Teach feeding position and technique. Hold the head upright with the trunk midline and hips slightly flexed to reduce aspiration. Feed slowly in small amounts, burp frequently, and extend the nipple or device well back into the mouth to prevent choking, distention, nasal reflux, and aspiration that can cause pneumonia, otitis media, or upper respiratory infection. Keep feeds to no longer than 20 to 30 minutes, since longer feeds tire the infant; pace the feed to the infant's rhythm to keep sucking, swallowing, and breathing organized.
Teach orthodontic and oral care. Explain the use and care of a preoperative palate mold, which aligns the maxilla and improves speech sounds. Have parents cleanse the lip, oral cavity, and nose with water before and after feeds.
Prepare them for staged correction. Teach the back or side position rather than prone. Explain the medications and preoperative preparation and what to expect afterward. A septum revision may be needed at 4 to 6 years as facial contours change, and some infants wear a nasal mold before surgery to shape the nostril.
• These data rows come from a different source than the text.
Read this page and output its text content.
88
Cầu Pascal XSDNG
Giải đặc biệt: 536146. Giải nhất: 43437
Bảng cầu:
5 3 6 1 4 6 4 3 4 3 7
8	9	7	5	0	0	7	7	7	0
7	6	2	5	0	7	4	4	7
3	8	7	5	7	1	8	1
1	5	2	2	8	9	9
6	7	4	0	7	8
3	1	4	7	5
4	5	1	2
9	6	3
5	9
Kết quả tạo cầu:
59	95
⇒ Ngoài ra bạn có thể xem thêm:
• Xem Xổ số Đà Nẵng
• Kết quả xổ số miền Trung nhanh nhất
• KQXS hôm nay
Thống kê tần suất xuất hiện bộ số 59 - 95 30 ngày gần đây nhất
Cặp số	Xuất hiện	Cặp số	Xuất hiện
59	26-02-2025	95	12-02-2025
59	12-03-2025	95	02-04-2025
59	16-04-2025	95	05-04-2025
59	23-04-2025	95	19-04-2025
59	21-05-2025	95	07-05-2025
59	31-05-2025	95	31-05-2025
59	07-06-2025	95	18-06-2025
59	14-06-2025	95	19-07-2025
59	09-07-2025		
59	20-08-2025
Stress dental and speech followup. Because palate repair narrows the upper dental arch, the child needs followup with a pediatric dentist for extractions or realignment as they grow. After repair, about 80% of children with cleft palate develop normal speech, but refer to speech therapy early in infancy regardless.
Provide feeding resources and discharge teaching. Point mothers to instructional resources on hand expression and pumping. Give clear followup instructions, support the transition home with appointments and home visits, and track length, weight, head circumference, growth, wet and dirty diaper counts, maternal milk supply, and feeding time, along with the family's own reports. Connect parents to local cleft clinics and state programs for children with special needs.